Board of Supervisors President Mike Lazarus said he has also been attempting to locate additional funds.
Delta Regional Authority provided a $1.2 million grant and since the low bid came in at $895,731, Lazarus said the county would be able to get more levee for its dollar. Lazarus said the second round of funding, which has not been awarded, looks to range from $500,000 to $750,000. The grant money would not require a match, Lazarus said.
“The key to the future in Adams County is Belwood,” Lazarus said. “If we are ever going to land any industry, it will be on the river next to the port and rail. Everything within the existing port levee is already taken up — we need more space.”
Lazarus said the Belwood levee was originally supposed to be a $4- to $5-million project. However, Lazarus said he was optimistic with the bids so far that the project would come in under $5 million. Though Lazarus said the cost of dirt could increase or decrease.
County Engineer Jim Marlow, on the other hand, said the project may come in as high as $6 million.
At $4 million, even getting the maximum from the DRA in phase two funding would still leave the county approximately $2 million short. In the worst-case scenario, the county could be more than $4 million short of completing the project.
Lazarus said he is talking with the U.S. Army Corps of Engineers in Vicksburg to find a solution to completing the levee.
“They are going to identify some ways to (complete the project),” Lazarus said. “I will take the county engineer with me, and we will probably make several trips to Vicksburg. I talked to them twice last week and they are working on some stuff.”

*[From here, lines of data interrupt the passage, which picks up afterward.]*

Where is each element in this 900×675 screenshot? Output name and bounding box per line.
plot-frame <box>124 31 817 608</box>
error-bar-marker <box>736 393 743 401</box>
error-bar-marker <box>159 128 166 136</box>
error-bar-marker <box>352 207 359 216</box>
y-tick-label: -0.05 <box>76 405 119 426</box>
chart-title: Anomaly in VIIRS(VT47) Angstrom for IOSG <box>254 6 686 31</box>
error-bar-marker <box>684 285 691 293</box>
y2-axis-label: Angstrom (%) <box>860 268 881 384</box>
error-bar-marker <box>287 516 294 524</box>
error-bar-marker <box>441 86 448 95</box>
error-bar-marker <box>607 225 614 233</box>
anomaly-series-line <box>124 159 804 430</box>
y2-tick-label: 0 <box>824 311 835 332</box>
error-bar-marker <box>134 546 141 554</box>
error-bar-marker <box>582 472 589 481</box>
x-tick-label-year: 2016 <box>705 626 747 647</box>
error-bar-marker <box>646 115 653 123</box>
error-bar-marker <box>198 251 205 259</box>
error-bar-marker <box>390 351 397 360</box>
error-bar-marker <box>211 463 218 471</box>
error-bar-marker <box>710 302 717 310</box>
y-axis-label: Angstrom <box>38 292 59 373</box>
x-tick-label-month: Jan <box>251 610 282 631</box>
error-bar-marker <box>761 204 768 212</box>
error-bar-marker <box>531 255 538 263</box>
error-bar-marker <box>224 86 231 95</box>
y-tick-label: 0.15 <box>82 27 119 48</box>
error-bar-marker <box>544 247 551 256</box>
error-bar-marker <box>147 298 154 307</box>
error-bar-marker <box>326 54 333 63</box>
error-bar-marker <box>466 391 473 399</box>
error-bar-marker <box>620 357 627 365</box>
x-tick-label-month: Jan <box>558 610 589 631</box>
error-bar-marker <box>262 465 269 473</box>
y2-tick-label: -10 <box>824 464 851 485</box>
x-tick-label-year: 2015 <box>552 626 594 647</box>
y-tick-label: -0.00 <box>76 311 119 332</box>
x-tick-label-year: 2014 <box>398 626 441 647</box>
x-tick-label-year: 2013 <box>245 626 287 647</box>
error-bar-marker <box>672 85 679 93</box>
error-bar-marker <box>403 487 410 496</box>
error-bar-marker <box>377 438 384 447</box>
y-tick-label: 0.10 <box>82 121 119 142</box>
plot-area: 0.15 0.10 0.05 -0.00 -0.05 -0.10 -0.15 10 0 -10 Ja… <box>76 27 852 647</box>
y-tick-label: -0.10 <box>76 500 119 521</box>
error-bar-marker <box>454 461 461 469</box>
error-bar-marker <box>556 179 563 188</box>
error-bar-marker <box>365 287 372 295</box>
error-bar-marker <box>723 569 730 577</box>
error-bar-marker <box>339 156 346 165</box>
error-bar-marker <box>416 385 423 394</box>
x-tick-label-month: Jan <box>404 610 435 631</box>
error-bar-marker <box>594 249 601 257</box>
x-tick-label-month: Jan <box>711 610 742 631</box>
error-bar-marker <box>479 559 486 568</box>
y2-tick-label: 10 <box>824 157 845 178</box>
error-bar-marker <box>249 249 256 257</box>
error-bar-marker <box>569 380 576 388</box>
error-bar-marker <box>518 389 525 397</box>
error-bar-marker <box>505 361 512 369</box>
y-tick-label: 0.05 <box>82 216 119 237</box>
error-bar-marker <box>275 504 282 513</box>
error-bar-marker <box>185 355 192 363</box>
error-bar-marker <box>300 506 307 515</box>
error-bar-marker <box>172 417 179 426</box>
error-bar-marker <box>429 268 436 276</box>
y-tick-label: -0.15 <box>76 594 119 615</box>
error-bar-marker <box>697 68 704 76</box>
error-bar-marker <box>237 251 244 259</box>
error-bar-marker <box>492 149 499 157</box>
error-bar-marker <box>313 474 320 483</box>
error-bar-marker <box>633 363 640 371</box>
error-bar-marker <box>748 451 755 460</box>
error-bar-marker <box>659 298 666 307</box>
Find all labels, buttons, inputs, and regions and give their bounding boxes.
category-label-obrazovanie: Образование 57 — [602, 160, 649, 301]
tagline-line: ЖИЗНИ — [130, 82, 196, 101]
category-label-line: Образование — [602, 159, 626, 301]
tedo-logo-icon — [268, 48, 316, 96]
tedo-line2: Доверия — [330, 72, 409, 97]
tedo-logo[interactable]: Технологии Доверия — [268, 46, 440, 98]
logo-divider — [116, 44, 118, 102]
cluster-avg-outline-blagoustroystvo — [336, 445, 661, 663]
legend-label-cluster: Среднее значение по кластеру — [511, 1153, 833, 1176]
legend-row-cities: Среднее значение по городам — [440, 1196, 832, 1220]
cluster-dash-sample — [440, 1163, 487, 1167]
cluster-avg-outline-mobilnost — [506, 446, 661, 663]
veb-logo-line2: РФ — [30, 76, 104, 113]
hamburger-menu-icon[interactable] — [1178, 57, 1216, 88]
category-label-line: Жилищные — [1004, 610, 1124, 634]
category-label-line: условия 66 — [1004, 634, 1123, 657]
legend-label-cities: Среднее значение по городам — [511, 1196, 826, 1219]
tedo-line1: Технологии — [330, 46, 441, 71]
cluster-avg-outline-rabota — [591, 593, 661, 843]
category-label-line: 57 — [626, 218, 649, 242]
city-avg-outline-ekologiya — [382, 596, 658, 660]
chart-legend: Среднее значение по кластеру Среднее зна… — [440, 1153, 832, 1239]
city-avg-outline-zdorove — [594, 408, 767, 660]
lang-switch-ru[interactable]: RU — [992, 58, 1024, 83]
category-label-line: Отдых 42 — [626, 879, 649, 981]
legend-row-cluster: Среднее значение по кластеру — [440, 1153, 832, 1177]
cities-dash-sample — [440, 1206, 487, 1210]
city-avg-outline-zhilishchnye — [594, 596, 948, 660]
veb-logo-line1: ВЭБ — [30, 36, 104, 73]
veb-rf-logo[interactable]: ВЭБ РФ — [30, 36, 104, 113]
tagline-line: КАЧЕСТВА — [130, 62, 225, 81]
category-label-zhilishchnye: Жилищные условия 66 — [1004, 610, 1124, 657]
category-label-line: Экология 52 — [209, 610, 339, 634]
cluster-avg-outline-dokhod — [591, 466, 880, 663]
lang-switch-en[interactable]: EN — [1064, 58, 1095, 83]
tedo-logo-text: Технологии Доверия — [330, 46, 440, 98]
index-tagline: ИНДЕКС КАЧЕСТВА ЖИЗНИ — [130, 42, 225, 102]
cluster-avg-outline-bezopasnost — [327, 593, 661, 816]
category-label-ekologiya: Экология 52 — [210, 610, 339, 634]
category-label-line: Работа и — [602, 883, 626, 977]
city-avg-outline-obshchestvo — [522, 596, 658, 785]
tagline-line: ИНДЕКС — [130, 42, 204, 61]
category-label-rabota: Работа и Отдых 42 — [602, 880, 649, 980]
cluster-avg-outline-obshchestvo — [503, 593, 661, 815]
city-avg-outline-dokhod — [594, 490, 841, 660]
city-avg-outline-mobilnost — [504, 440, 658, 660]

Marlow said if the contract, which was awarded to Walter’s Construction of Laurel, comes short the $1.2 million grant, those additional monies would be applied to a future phase of the project. Marlow said, however, if the materials prices run higher, the contract could easily go above the bid price of approximately $896,000.
During this phase, approximately 3,800 feet of levee would be built, which would be about 24 percent of completion. At the highest points of elevation, the levee would be 6-feet high, while at the lowest points of this phase the levee would get as high as 10 feet.
Once the project nears the river during a future phase of work, Marlow said the levee would be as tall as 15 to 16 feet.
Lazarus said the county has to figure out a way to complete the levee.
“For the last 10 years, everyone has come to look at the Belwood site,” Lazarus said. “When they learn it floods, they leave. We have got to break the cycle.”